Comparative Methodology

Statistical Power and the Mann-Whitney Test

The statistical power of the Mann-Whitney U test relative to its parametric counterpart, the independent samples t-test, is a matter of both theoretical elegance and practical importance. The relevant quantity is the asymptotic relative efficiency (ARE), defined as the ratio of the sample sizes required by the two tests to achieve the same power against the same alternative. When both tests are valid (i.e., when the data are drawn from a normal distribution), the Mann-Whitney test requires only n₁/(n₂ × 3/π) ≈ 1.047 observations per group to achieve the same power as the t-test.

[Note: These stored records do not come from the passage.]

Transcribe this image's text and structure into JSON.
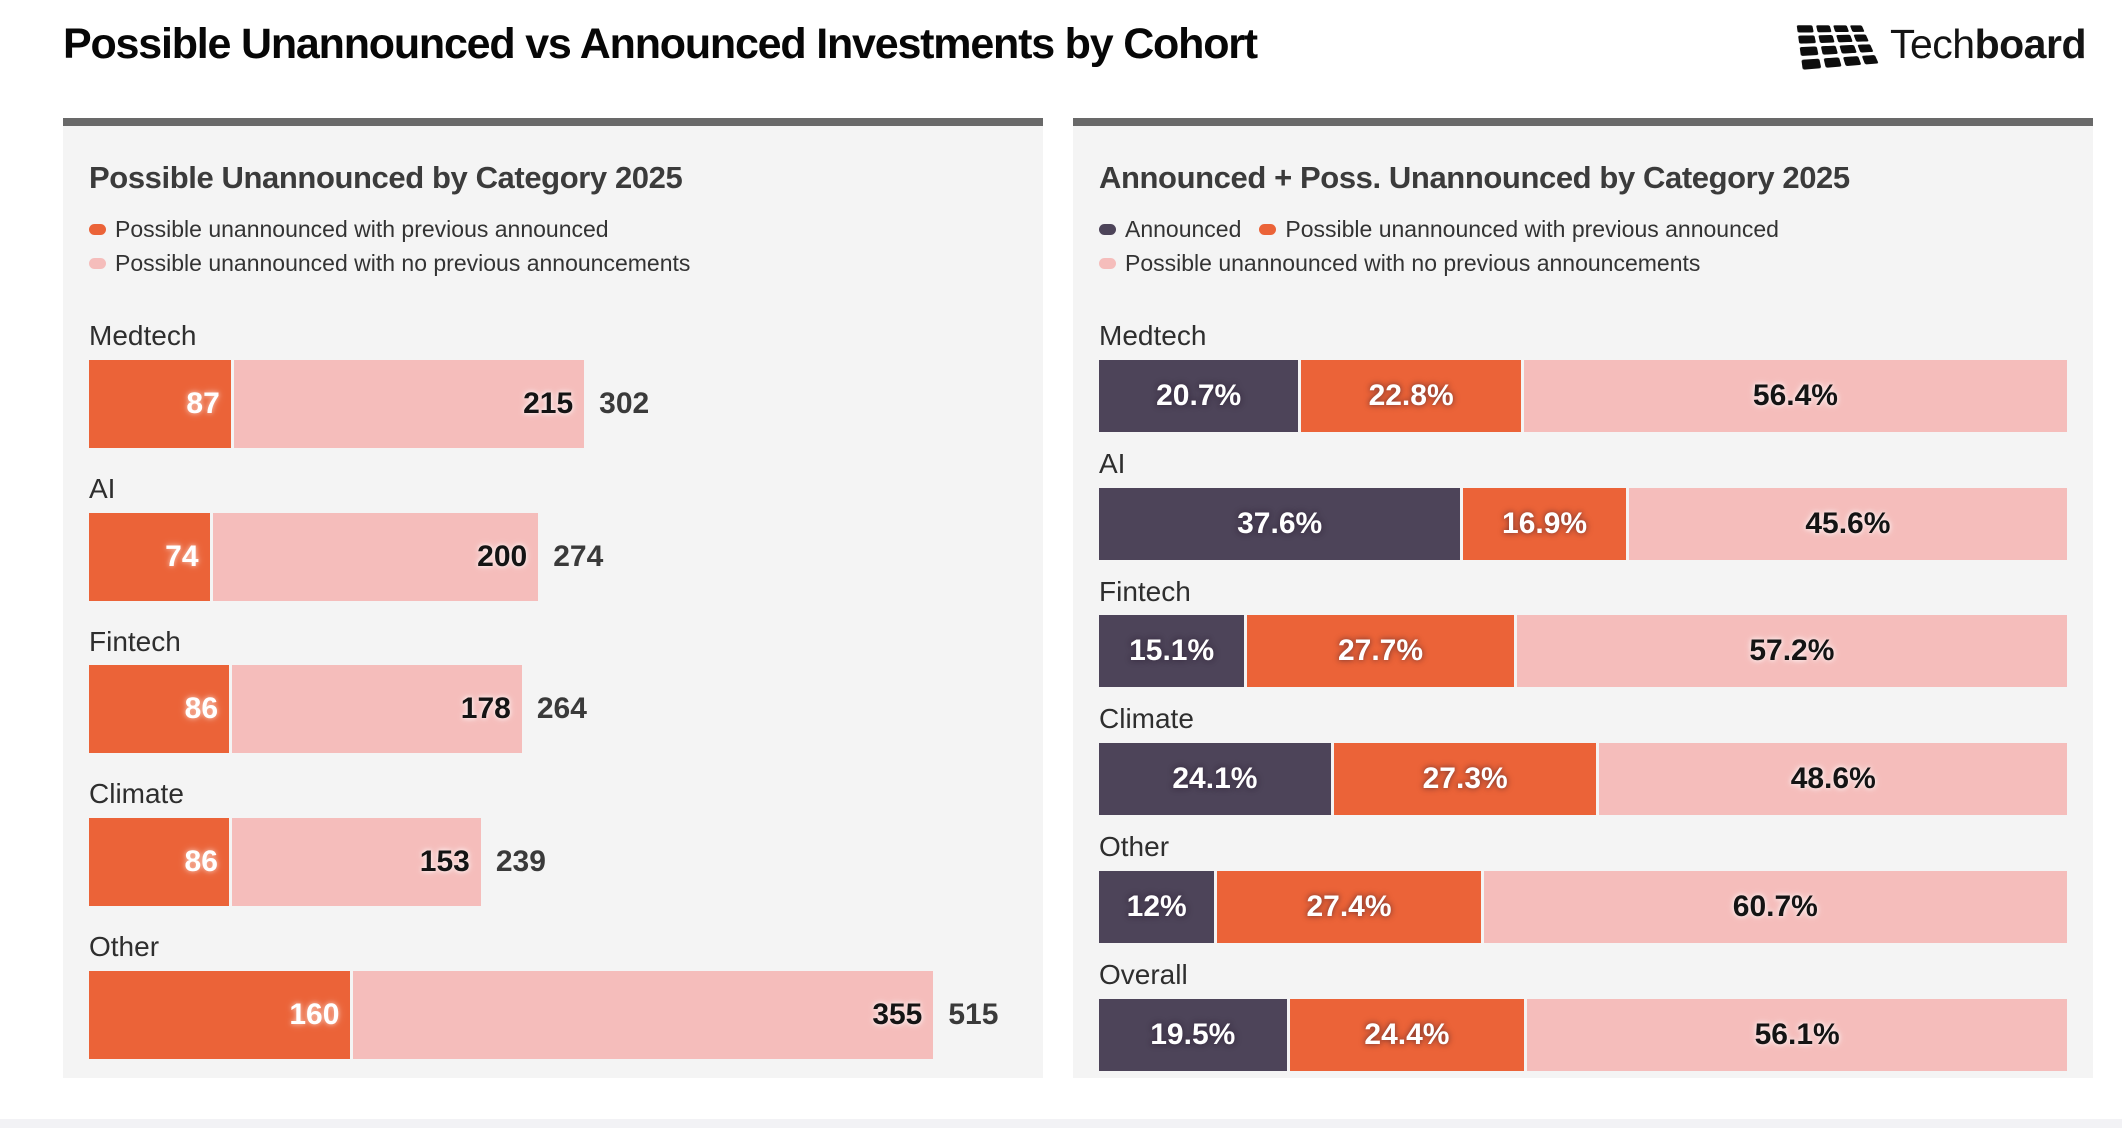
{
  "page": {
    "title": "Possible Unannounced vs Announced Investments by Cohort",
    "logo": {
      "text_regular": "Tech",
      "text_bold": "board"
    }
  },
  "colors": {
    "announced": "#4D4459",
    "possible_with_previous": "#EB6338",
    "possible_no_previous": "#F5BDBB",
    "panel_background": "#F4F4F4",
    "panel_top_border": "#696969"
  },
  "chart_data": [
    {
      "type": "bar",
      "orientation": "horizontal-stacked",
      "title": "Possible Unannounced by Category 2025",
      "legend": [
        {
          "label": "Possible unannounced with previous announced",
          "color": "#EB6338"
        },
        {
          "label": "Possible unannounced with no previous announcements",
          "color": "#F5BDBB"
        }
      ],
      "categories": [
        "Medtech",
        "AI",
        "Fintech",
        "Climate",
        "Other"
      ],
      "series": [
        {
          "name": "Possible unannounced with previous announced",
          "values": [
            87,
            74,
            86,
            86,
            160
          ]
        },
        {
          "name": "Possible unannounced with no previous announcements",
          "values": [
            215,
            200,
            178,
            153,
            355
          ]
        }
      ],
      "totals": [
        302,
        274,
        264,
        239,
        515
      ],
      "xlim": [
        0,
        566
      ],
      "grid": false,
      "legend_position": "top"
    },
    {
      "type": "bar",
      "orientation": "horizontal-stacked-100pct",
      "title": "Announced + Poss. Unannounced by Category 2025",
      "legend": [
        {
          "label": "Announced",
          "color": "#4D4459"
        },
        {
          "label": "Possible unannounced with previous announced",
          "color": "#EB6338"
        },
        {
          "label": "Possible unannounced with no previous announcements",
          "color": "#F5BDBB"
        }
      ],
      "categories": [
        "Medtech",
        "AI",
        "Fintech",
        "Climate",
        "Other",
        "Overall"
      ],
      "series": [
        {
          "name": "Announced",
          "values": [
            20.7,
            37.6,
            15.1,
            24.1,
            12,
            19.5
          ]
        },
        {
          "name": "Possible unannounced with previous announced",
          "values": [
            22.8,
            16.9,
            27.7,
            27.3,
            27.4,
            24.4
          ]
        },
        {
          "name": "Possible unannounced with no previous announcements",
          "values": [
            56.4,
            45.6,
            57.2,
            48.6,
            60.7,
            56.1
          ]
        }
      ],
      "value_suffix": "%",
      "grid": false,
      "legend_position": "top"
    }
  ]
}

Stated differently, the Mann-Whitney test achieves approximately 95.5% of the power of the t-test under normality. This result, due to Pitman (1948), established that the Mann-Whitney test sacrifices very little statistical efficiency even in the best-case scenario for the t-test.

When the data are drawn from non-normal distributions, the Mann-Whitney test can be substantially more powerful than the t-test. For data from a Laplace distribution, the ARE is 2.0; for a logistic distribution, it is π²/9 ≈ 1.097. The t-test is more powerful than the Mann-Whitney test only for normal data and certain other light-tailed symmetric distributions. For heavy-tailed, skewed, or contaminated distributions, which are common in behavioral and social science research, the Mann-Whitney test is the superior choice.

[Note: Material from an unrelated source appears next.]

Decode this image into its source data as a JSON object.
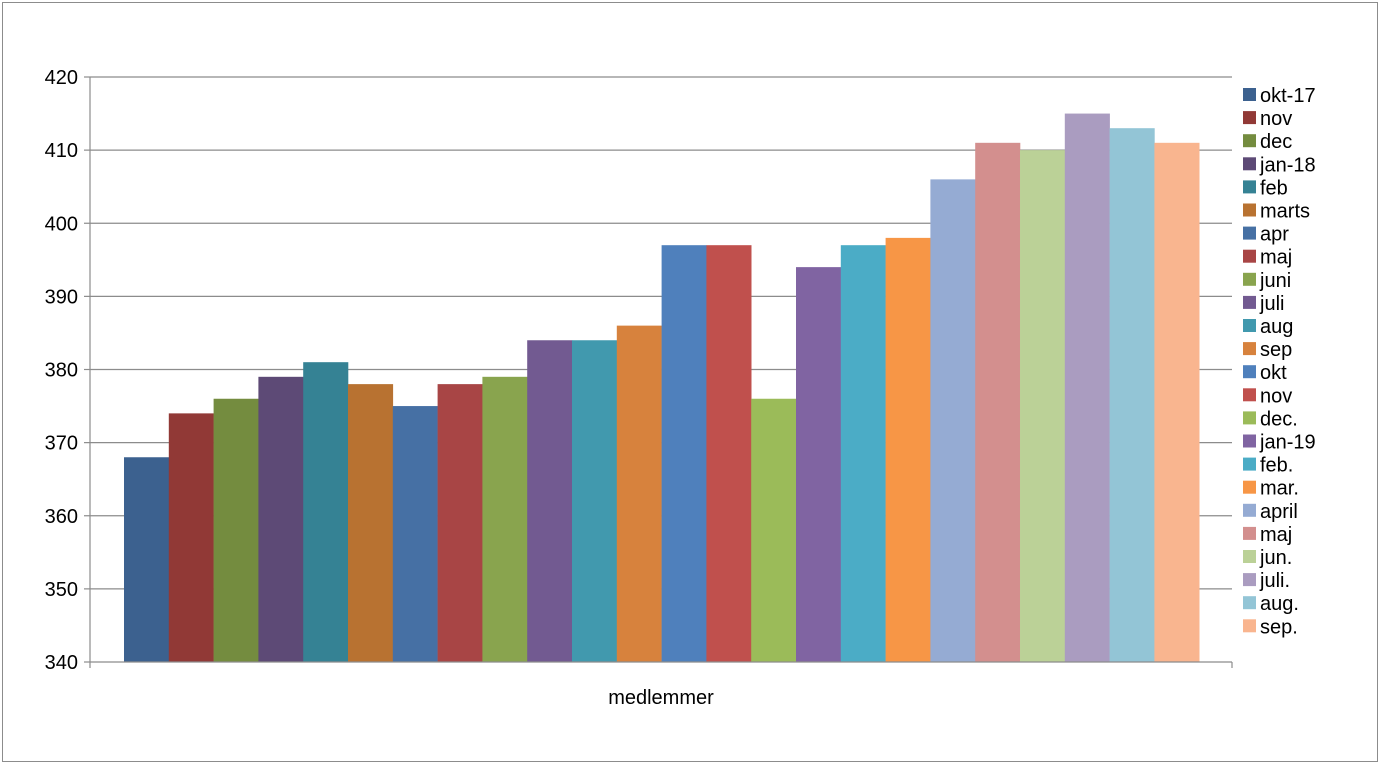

The conventional wisdom that non-parametric tests are always less powerful than their parametric counterparts is false. The Mann-Whitney test achieves 95.5% of the t-test's power under normality and exceeds it for many other distributions commonly encountered in behavioral research.

Sample size planning for the Mann-Whitney test typically proceeds through simulation or by treating the test as approximately equivalent to a t-test on the ranks. Software such as R (via the pwr package) and G*Power support power calculations for the Mann-Whitney test using the ARE correction. Researchers conducting a priori power analysis should justify their effect size estimate from prior literature, preferably using the rank-biserial correlation r rather than Cohen's d, as r is the native effect size for the Mann-Whitney test.

Statistical Calculator

Mann-Whitney U Test Calculator

Produces validated results consistent with SPSS, SAS, and R output. Exact p-values are computed for n₁, n₂ ≤ 20 using the Mann-Whitney recursion. The tie-corrected normal approximation is used for larger samples.

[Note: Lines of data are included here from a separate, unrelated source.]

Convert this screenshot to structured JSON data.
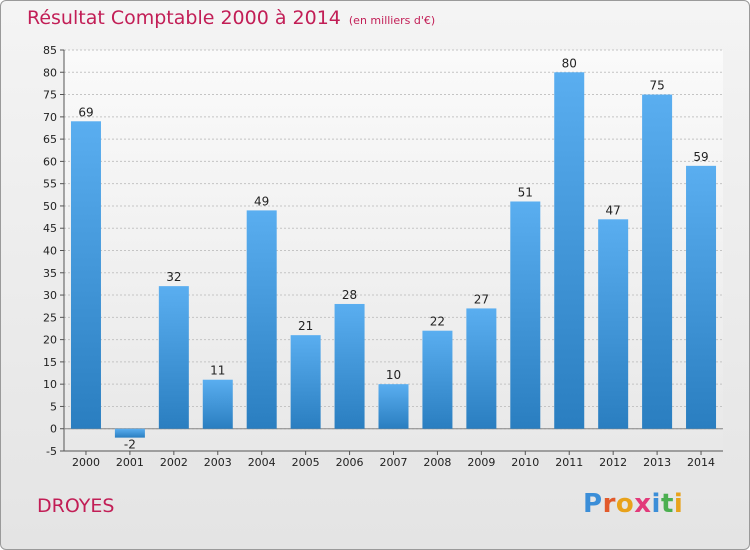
{
  "title": "Résultat Comptable 2000 à 2014",
  "unit_note": "(en milliers d'€)",
  "commune": "DROYES",
  "logo": {
    "text": "Proxiti",
    "colors": [
      "#3b8ed8",
      "#e25a2b",
      "#e8a21b",
      "#e23a7a",
      "#3b8ed8",
      "#4caf50",
      "#e8a21b"
    ]
  },
  "colors": {
    "title": "#c21e56",
    "bar_light": "#5aaef0",
    "bar_dark": "#2a7ec0"
  },
  "chart_data": {
    "type": "bar",
    "title": "Résultat Comptable 2000 à 2014",
    "subtitle": "(en milliers d'€)",
    "categories": [
      "2000",
      "2001",
      "2002",
      "2003",
      "2004",
      "2005",
      "2006",
      "2007",
      "2008",
      "2009",
      "2010",
      "2011",
      "2012",
      "2013",
      "2014"
    ],
    "values": [
      69,
      -2,
      32,
      11,
      49,
      21,
      28,
      10,
      22,
      27,
      51,
      80,
      47,
      75,
      59
    ],
    "ylim": [
      -5,
      85
    ],
    "yticks": [
      -5,
      0,
      5,
      10,
      15,
      20,
      25,
      30,
      35,
      40,
      45,
      50,
      55,
      60,
      65,
      70,
      75,
      80,
      85
    ],
    "grid": true,
    "xlabel": "",
    "ylabel": ""
  }
}
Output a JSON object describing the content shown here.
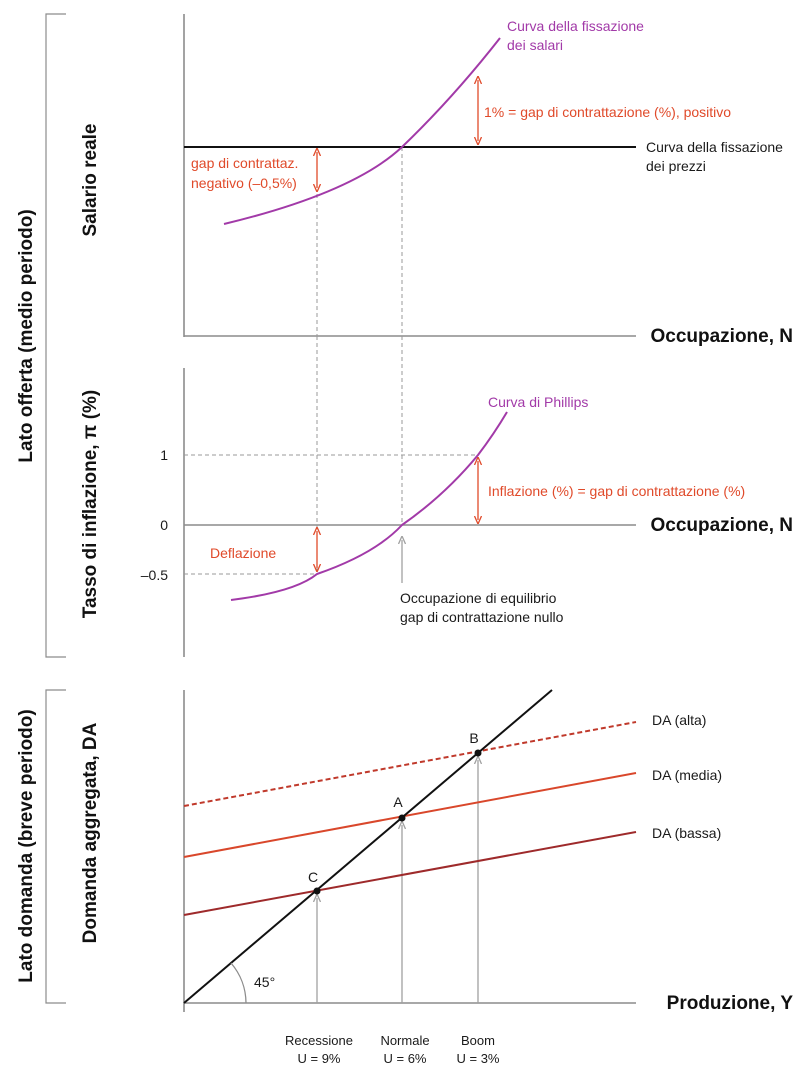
{
  "chart_data": [
    {
      "type": "line",
      "panel": "wage-price-setting",
      "ylabel": "Salario reale",
      "xlabel": "Occupazione, N",
      "series": [
        {
          "name": "Curva della fissazione dei salari",
          "shape": "upward convex curve"
        },
        {
          "name": "Curva della fissazione dei prezzi",
          "shape": "horizontal line"
        }
      ],
      "annotations": {
        "wage_curve": [
          "Curva della fissazione",
          "dei salari"
        ],
        "price_curve": [
          "Curva della fissazione",
          "dei prezzi"
        ],
        "positive_gap": "1% = gap di contrattazione (%), positivo",
        "negative_gap": [
          "gap di contrattaz.",
          "negativo (–0,5%)"
        ]
      }
    },
    {
      "type": "line",
      "panel": "phillips",
      "ylabel": "Tasso di inflazione, π (%)",
      "xlabel": "Occupazione, N",
      "yticks": [
        "1",
        "0",
        "–0.5"
      ],
      "ytick_values": [
        1,
        0,
        -0.5
      ],
      "series": [
        {
          "name": "Curva di Phillips",
          "points": [
            {
              "x": "Recessione",
              "y": -0.5
            },
            {
              "x": "Normale",
              "y": 0
            },
            {
              "x": "Boom",
              "y": 1
            }
          ]
        }
      ],
      "annotations": {
        "curve": "Curva di Phillips",
        "inflation": "Inflazione (%) = gap di contrattazione (%)",
        "deflation": "Deflazione",
        "equilibrium": [
          "Occupazione di equilibrio",
          "gap di contrattazione nullo"
        ]
      }
    },
    {
      "type": "line",
      "panel": "aggregate-demand",
      "ylabel": "Domanda aggregata, DA",
      "xlabel": "Produzione, Y",
      "series": [
        {
          "name": "DA (alta)",
          "style": "dashed"
        },
        {
          "name": "DA (media)",
          "style": "solid"
        },
        {
          "name": "DA (bassa)",
          "style": "solid"
        },
        {
          "name": "45° line",
          "style": "solid"
        }
      ],
      "points": [
        "A",
        "B",
        "C"
      ],
      "angle_label": "45°",
      "categories": [
        {
          "name": "Recessione",
          "u": "U = 9%"
        },
        {
          "name": "Normale",
          "u": "U = 6%"
        },
        {
          "name": "Boom",
          "u": "U = 3%"
        }
      ]
    }
  ],
  "side_labels": {
    "supply": "Lato offerta (medio periodo)",
    "demand": "Lato domanda (breve periodo)"
  },
  "colors": {
    "purple": "#a23aa8",
    "red": "#e04a2a",
    "price_line": "#111111",
    "da_high": "#c0392b",
    "da_mid": "#d9472b",
    "da_low": "#9e2a2b"
  }
}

Data Entry and Configuration

Enter numerical values separated by commas, spaces, or line breaks. At least 2 observations are required per group.

Group 1 Name (optional)

Group 1 Data

Enter values separated by commas or line breaks

Group 2 Name (optional)

Group 2 Data

Enter values separated by commas or line breaks

Test Direction

Significance Level (α)

Continuity Correction

Statistical Output

Observation	Group	Value	Rank

Narrative Results Reporting

APA 7th Edition Format

Copied to clipboard

Chicago 17th Edition Format

Copied to clipboard

MLA 9th Edition Format

Copied to clipboard

Plain Academic Format

Copied to clipboard

Academic Writing Standards

Guidelines for Reporting Mann-Whitney U Test Results

APA 7th Edition Reporting

The APA Publication Manual (7th edition, 2020) requires that reports of non-parametric tests include the test statistic, degrees of freedom (if applicable), p-value, and effect size. For the Mann-Whitney U test, the recommended elements are the U statistic, the standardized test statistic (Z), the p-value to three decimal places, and the effect size r. Medians and their ranges or interquartile ranges for each group should be reported in text or in a table.

APA 7th Edition Template

A Mann-Whitney U test was conducted to examine differences between [Group 1 label] and [Group 2 label]. Results indicated that [Group 1] (Mdn = XX.XX, IQR = [XX.XX, XX.XX], n = X) [differed significantly from / did not differ significantly from] [Group 2] (Mdn = XX.XX, IQR = [XX.XX, XX.XX], n = X), U = XX.XX, z = X.XX, p = .XXX, r = .XX.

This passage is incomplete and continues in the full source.